The Government is considering whether to impose a moratorium on new union memberships.
In recent weeks, the number of unions operating in Ireland has plummeted by almost half.
A recent survey found that nearly a third of the unions surveyed had already decided not to renew their membership.
The Department of Jobs and Enterprise, which administers the Employment Relations Act, is considering a ban on new memberships for existing members.
The new law would force unions to stop using the existing membership cards and cards for new members.
“There is a growing concern that existing members will be impacted by this legislation,” said Simon Murphy, the union’s General Secretary.

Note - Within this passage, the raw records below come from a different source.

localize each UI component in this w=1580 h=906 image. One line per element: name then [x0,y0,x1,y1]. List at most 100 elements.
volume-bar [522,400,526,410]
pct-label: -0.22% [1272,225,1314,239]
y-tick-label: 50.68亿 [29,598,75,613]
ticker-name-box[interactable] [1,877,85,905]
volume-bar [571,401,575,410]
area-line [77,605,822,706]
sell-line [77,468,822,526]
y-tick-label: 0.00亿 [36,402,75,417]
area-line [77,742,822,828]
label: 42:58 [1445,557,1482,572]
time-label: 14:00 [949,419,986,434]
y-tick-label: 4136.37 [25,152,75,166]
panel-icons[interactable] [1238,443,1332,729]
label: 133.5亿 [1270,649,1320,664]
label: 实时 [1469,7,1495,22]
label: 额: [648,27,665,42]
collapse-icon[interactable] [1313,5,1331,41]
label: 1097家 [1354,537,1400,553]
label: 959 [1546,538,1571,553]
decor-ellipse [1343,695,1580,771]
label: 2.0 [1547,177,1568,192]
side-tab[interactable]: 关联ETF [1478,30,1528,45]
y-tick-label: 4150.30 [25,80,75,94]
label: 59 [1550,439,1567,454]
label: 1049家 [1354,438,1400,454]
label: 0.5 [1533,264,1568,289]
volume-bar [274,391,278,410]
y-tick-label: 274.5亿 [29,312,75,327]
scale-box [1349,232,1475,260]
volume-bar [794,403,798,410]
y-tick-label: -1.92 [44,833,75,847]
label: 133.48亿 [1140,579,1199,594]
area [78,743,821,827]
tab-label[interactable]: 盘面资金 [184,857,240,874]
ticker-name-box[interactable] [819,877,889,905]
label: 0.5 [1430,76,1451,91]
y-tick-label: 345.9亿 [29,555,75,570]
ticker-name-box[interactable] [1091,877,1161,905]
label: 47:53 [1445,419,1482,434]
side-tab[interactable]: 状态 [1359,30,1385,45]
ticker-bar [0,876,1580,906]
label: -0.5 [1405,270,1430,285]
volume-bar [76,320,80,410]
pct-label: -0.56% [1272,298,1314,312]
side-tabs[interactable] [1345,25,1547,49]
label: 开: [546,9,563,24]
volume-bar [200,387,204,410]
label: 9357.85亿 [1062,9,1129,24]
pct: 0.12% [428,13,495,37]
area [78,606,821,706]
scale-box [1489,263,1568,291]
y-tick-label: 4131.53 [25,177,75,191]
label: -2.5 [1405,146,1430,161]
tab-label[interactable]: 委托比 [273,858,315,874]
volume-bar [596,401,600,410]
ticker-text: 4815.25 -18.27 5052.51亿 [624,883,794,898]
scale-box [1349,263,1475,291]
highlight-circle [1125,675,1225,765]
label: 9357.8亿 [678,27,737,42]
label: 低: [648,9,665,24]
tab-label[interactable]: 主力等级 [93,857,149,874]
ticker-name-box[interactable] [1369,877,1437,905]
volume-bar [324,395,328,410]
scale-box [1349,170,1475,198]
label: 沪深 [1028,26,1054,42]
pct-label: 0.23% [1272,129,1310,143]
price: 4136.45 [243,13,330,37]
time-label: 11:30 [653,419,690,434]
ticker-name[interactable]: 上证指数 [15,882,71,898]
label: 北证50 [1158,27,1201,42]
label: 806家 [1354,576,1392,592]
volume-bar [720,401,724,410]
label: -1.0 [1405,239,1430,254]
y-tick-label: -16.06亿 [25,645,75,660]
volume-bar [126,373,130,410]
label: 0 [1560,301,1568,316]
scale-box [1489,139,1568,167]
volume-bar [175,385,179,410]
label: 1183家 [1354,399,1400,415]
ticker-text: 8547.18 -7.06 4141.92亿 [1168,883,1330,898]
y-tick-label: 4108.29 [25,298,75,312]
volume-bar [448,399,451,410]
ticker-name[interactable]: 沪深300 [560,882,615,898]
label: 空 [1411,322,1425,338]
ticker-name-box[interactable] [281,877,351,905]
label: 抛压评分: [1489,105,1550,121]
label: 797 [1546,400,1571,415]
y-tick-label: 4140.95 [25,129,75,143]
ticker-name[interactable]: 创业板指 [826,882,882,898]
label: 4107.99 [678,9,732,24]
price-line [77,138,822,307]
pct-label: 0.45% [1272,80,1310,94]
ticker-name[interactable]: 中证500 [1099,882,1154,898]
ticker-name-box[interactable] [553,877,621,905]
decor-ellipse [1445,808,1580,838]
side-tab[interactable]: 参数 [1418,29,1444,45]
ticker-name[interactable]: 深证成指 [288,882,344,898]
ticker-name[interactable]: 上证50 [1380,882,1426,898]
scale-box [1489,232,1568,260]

It would also require unions to establish a “code of conduct” which could be used by any member in the future.
Mr Murphy said the “uncertainty” surrounding the impact of the law was the reason why unions had to make a “significant contribution” to the election campaign.
“The public’s trust in the Government is being tested by these measures,” he said.
Labour and Fine Gael are opposed to the new law.
“Trade unionism is a vital tool in our fight for the good of our communities and for fairness and opportunity for all,” a spokesman for the parties said.
“Trade unionists have fought for decades to protect the rights of all our citizens.
Trade unions have played a key role in ensuring that our society has a fair and just economy, and we will continue to work with unions to ensure that all our communities benefit from fair wages, fair working conditions, and fair access to public services.”
Mr Gallagher said the Government had “no plans” to scrap the “diversity” provision in the law.
He said it would only apply to new members, which is why it was being discussed.
“The legislation is a reflection of our commitment to ensuring that new members are represented and protected,” he added.
Trade unions are not alone in the Irish labour market.
The Irish Independent understands that there is “serious concern” among the large number of local authorities that are considering imposing new restrictions on trade unions.
In the past, some local authorities have been reluctant to change the rules because they believed unions had a strong political influence on the community.
However, Mr Murphy said this was changing.
“This is the first time the Government has put a moratorium in place on union membership,” he noted.
Meanwhile, the Government said it was “unfazed” by the growing number of union members.
According to a Department of Employment spokesperson, it is “very clear that there has been a change in attitude” in the union movement in recent years.
But Mr Murphy questioned whether the “political climate” had changed.
Last year, Mr Gallagher warned that “baptism in the workplace” was “a myth” and “fraudulent”.